Hastanın gerçekten bilimsel ilacını Karl Marx, Kapital’de 150 yıl önce yazmıştı. Kapitalist özel mülkiyet insanlığın başına bela olmuştu. Toplumsallaşmış üretici güçler karşısında özel mülkiyet bir engeldi, bir gericilikti. Çözüm üretici güçlerin toplumsal karakteri ile mülkiyet ilişkilerini yeniden üst bir düzeyde uyum içine sokmaktı. Yani toplumsallaşmış üretici güçler üzerinde toplumsal mülkiyet kurmaktı. Özel mülkiyeti ilga etmekti. Bu kamu mülkiyetinin hâkimiyetini ve piyasanın adım adım demokratik merkezi bir planlamaya tâbi kılınmasını gerektirir. Bunun için ise sosyal devrim gerekir. Kapitalistler başta oldukça onların “kutsal” çıkarlarına meydan okumak gerekir. Başka yol yok!

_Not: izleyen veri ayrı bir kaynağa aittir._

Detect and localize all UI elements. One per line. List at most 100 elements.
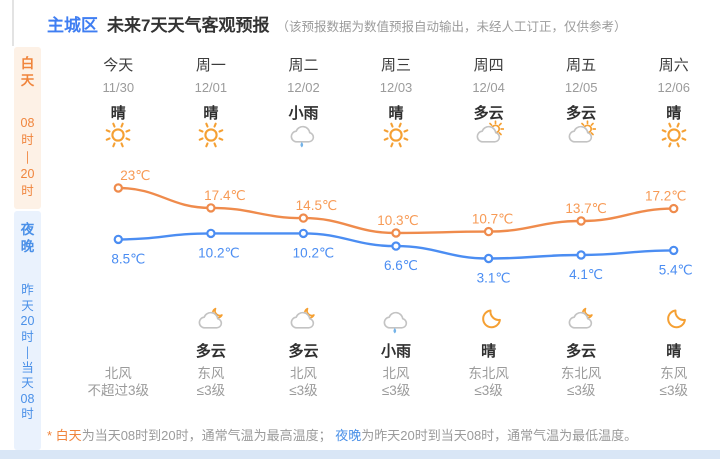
cloud-sun-icon [568, 120, 597, 143]
date-label: 12/01 [194, 80, 228, 95]
forecast-column: 周二 12/02 小雨多云北风 ≤3级 [257, 0, 350, 459]
date-label: 12/04 [472, 80, 505, 95]
night-condition: 晴 [666, 343, 682, 360]
wind-level: ≤3级 [196, 383, 226, 398]
wind-level: ≤3级 [566, 383, 596, 398]
footnote-segment: 夜晚 [335, 428, 362, 443]
wind-direction: 东风 [197, 366, 225, 381]
sun-icon [383, 122, 409, 148]
day-name-label: 今天 [103, 57, 134, 74]
forecast-columns: 今天 11/30 晴北风 不超过3级 周一 12/01 晴多云 东风 ≤3级 周二 12/02 小雨多… [72, 0, 720, 459]
wind-direction: 北风 [289, 366, 317, 381]
day-name-label: 周二 [288, 57, 319, 74]
night-condition: 多云 [566, 343, 597, 360]
sun-icon [105, 122, 131, 148]
day-weather-icon [442, 120, 535, 152]
wind-level: ≤3级 [381, 383, 411, 398]
wind-direction: 东北风 [468, 366, 509, 381]
day-name-label: 周六 [658, 57, 689, 74]
day-weather-icon [165, 120, 258, 152]
footnote-segment: 为昨天20时到当天08时，通常气温为最低温度。 [361, 428, 638, 443]
cloud-moon-icon [568, 307, 593, 329]
night-weather-icon [257, 306, 350, 338]
forecast-column: 周四 12/04 多云晴东北风 ≤3级 [442, 0, 535, 459]
sidebar-day-panel: 白天 08 时 — 20 时 [14, 47, 41, 209]
night-weather-icon [442, 306, 535, 338]
day-name-label: 周四 [473, 57, 504, 74]
day-weather-icon [350, 120, 443, 152]
date-label: 12/02 [287, 80, 320, 95]
night-condition: 小雨 [381, 343, 412, 360]
sidebar-char: 20 [20, 314, 35, 328]
sidebar-char: 天 [21, 376, 34, 390]
day-condition: 晴 [388, 105, 404, 122]
wind-level: ≤3级 [659, 383, 688, 398]
sun-icon [661, 122, 687, 148]
sidebar-char: — [21, 151, 35, 164]
day-condition: 晴 [203, 105, 219, 122]
day-name-label: 周五 [566, 57, 597, 74]
moon-icon [481, 309, 501, 329]
region-label[interactable]: 主城区 [47, 16, 98, 35]
wind-direction: 东北风 [560, 366, 602, 381]
cloud-rain-icon [291, 125, 315, 148]
sidebar-char: 晚 [20, 239, 35, 254]
wind-direction: 北风 [104, 366, 132, 381]
night-condition: 晴 [481, 343, 497, 360]
day-weather-icon [627, 120, 720, 152]
sidebar-char: 昨 [21, 283, 34, 297]
forecast-column: 周五 12/05 多云 多云 东北风 ≤3级 [535, 0, 628, 459]
night-weather-icon [627, 306, 720, 338]
wind-direction: 北风 [382, 366, 410, 381]
footnote-segment: * [47, 428, 56, 443]
day-weather-icon [535, 120, 628, 152]
sidebar-char: 08 [20, 391, 35, 406]
day-condition: 多云 [473, 105, 504, 122]
sidebar-char: 夜 [20, 222, 35, 237]
footnote: * 白天为当天08时到20时，通常气温为最高温度； 夜晚为昨天20时到当天08时… [47, 425, 637, 444]
day-name-label: 周三 [381, 57, 412, 74]
wind-level: ≤3级 [289, 383, 318, 398]
wind-level: ≤3级 [474, 383, 503, 398]
sidebar-char: 白 [20, 56, 35, 71]
sun-icon [198, 122, 224, 148]
sidebar-char: 时 [21, 184, 34, 198]
wind-level: 不超过3级 [87, 383, 150, 398]
night-condition: 多云 [195, 343, 226, 360]
sidebar-char: — [21, 346, 36, 360]
sidebar-char: 08 [20, 116, 35, 130]
sidebar-char: 当 [21, 360, 34, 375]
forecast-column: 周三 12/03 晴小雨北风 ≤3级 [350, 0, 443, 459]
day-condition: 晴 [110, 105, 126, 122]
day-weather-icon [72, 120, 165, 152]
sidebar-char: 20 [20, 167, 35, 181]
day-condition: 小雨 [288, 105, 319, 122]
day-weather-icon [257, 120, 350, 152]
footnote-segment: 白天 [55, 428, 82, 443]
cloud-sun-icon [476, 120, 504, 143]
sidebar-char: 时 [21, 329, 34, 344]
date-label: 12/06 [657, 80, 691, 95]
page-title: 未来7天天气客观预报 [107, 16, 270, 35]
night-weather-icon [535, 306, 628, 338]
date-label: 12/05 [564, 80, 598, 95]
night-weather-icon [350, 306, 443, 338]
left-top-divider [12, 0, 14, 46]
bottom-band [0, 450, 720, 459]
forecast-column: 周一 12/01 晴多云 东风 ≤3级 [165, 0, 258, 459]
cloud-moon-icon [291, 307, 316, 329]
moon-icon [666, 309, 686, 329]
sidebar-char: 时 [21, 407, 34, 421]
day-condition: 多云 [566, 105, 597, 122]
night-condition: 多云 [288, 343, 319, 360]
cloud-moon-icon [198, 307, 223, 329]
cloud-rain-icon [383, 311, 408, 334]
forecast-column: 今天 11/30 晴北风 不超过3级 [72, 0, 165, 459]
night-weather-icon [165, 306, 258, 338]
date-label: 12/03 [379, 80, 413, 95]
disclaimer-text: （该预报数据为数值预报自动输出，未经人工订正，仅供参考） [276, 20, 627, 34]
forecast-column: 周六 12/06 晴晴东风 ≤3级 [627, 0, 720, 459]
sidebar-char: 天 [20, 73, 35, 88]
header: 主城区 未来7天天气客观预报 （该预报数据为数值预报自动输出，未经人工订正，仅供… [47, 11, 626, 36]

Bu tedavi uygulanmazsa, kapitalizm bütün insanlığı kendisiyle birlikte mezara sürükleyebilir! Ekonomik krizin getirdiği işsizlik ve yoksulluk, birbirini izleyen savaşlar, ekolojik krizler, siyasi gericilik hep birlikte bizi, yani insanlığı mahvetmeye doğru yürüyor. Buna izin vermeyelim. Kapitalizm gidici. Bizi de götürmesin! İnsanlığın geleceğini güvenceye kavuşturmak, barbarlığı engellemek elimizde.